Financial protection during divorce
Although many lesbians choose to go the mediation route for sorting out their divorce, sometimes this isn’t the best choice for everyone. Mediators are looking for agreement, not necessarily equality, meaning that there could be a very unequal split of assets in the end. Vickery suggests you “work with somebody like an attorney or someone who's going to make sure that you are getting what you deserve and thinking everything through. Otherwise, you can get taken advantage of.” In addition to attorneys, financial planners are a great resource. However, working with experts is expensive, and not everyone can afford it. In fact, the affordability of mediation is one of the reasons why folks go that route in the first place.
If you do have the means to work with professionals, it is important to find experts who are competent in LGBTQ issues. Goldberg said, “you can be gay friendly and not be very competent in the unique issues of same-sex divorce.”

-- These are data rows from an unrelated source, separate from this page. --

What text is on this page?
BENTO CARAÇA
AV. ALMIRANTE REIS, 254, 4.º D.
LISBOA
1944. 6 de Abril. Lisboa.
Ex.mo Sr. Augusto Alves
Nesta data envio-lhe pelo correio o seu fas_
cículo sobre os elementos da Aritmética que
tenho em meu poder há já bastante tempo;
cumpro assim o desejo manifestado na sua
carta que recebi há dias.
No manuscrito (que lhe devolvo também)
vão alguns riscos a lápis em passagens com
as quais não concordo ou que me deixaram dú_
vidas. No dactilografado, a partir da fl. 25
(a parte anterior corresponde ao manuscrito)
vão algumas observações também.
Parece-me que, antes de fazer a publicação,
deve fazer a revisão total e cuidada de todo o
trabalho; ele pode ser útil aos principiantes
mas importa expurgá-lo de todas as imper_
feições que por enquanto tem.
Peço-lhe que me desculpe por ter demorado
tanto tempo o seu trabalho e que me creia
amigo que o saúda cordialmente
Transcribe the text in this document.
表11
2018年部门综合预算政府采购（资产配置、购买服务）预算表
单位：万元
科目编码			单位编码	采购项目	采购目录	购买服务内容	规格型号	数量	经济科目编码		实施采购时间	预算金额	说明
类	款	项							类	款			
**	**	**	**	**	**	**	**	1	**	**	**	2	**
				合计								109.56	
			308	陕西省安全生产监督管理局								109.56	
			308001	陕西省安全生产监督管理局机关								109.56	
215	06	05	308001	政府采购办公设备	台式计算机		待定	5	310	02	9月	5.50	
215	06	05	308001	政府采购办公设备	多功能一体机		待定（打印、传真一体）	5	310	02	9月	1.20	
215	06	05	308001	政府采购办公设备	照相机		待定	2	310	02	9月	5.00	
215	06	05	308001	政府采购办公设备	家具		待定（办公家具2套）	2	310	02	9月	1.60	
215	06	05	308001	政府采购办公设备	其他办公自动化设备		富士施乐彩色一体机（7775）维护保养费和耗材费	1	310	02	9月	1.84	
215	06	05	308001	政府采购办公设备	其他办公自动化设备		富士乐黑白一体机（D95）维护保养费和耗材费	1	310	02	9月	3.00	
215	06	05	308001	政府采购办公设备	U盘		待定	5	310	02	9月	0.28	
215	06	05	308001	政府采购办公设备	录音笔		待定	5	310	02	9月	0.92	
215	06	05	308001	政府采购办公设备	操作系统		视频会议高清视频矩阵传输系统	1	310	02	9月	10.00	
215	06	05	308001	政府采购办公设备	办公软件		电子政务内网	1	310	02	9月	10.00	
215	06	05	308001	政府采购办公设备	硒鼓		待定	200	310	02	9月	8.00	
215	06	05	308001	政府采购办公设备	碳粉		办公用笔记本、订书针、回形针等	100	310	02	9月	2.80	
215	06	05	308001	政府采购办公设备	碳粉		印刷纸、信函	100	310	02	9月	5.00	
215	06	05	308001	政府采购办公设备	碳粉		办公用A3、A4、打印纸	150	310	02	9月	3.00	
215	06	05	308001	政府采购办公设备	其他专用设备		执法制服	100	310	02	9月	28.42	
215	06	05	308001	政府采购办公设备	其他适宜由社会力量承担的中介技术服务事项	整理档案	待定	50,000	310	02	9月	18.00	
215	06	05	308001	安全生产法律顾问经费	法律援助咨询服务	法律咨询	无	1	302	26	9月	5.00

In the end, you deserve to be happy and financially secure
Goldberg noted that, “arguably, women's ability and willingness to get out of a bad relationship is protective.” Although divorce can upend and at times be devastating to an individual’s finances and retirement, sometimes it is the best decision. You can come out of the divorce with minimal financial harm if you have the right protections in place (and the means to have them, in the first place).
And all of this doesn’t mean that lesbians shouldn’t get married in the first place, either. Lesbians, along with all other people, deserve the right to show their love for one another and have their relationship recognized by the government. They deserve to have all the same financial benefits as everyone else, like joint tax filing and health insurance. Getting divorced also doesn’t mean that the relationship wasn’t worth it, either. Sometimes the relationship could have been worth it, but divorce is the right decision now.
In the end, it’s most important that you’re happy and making choices to take the best financial care of yourself and your retirement.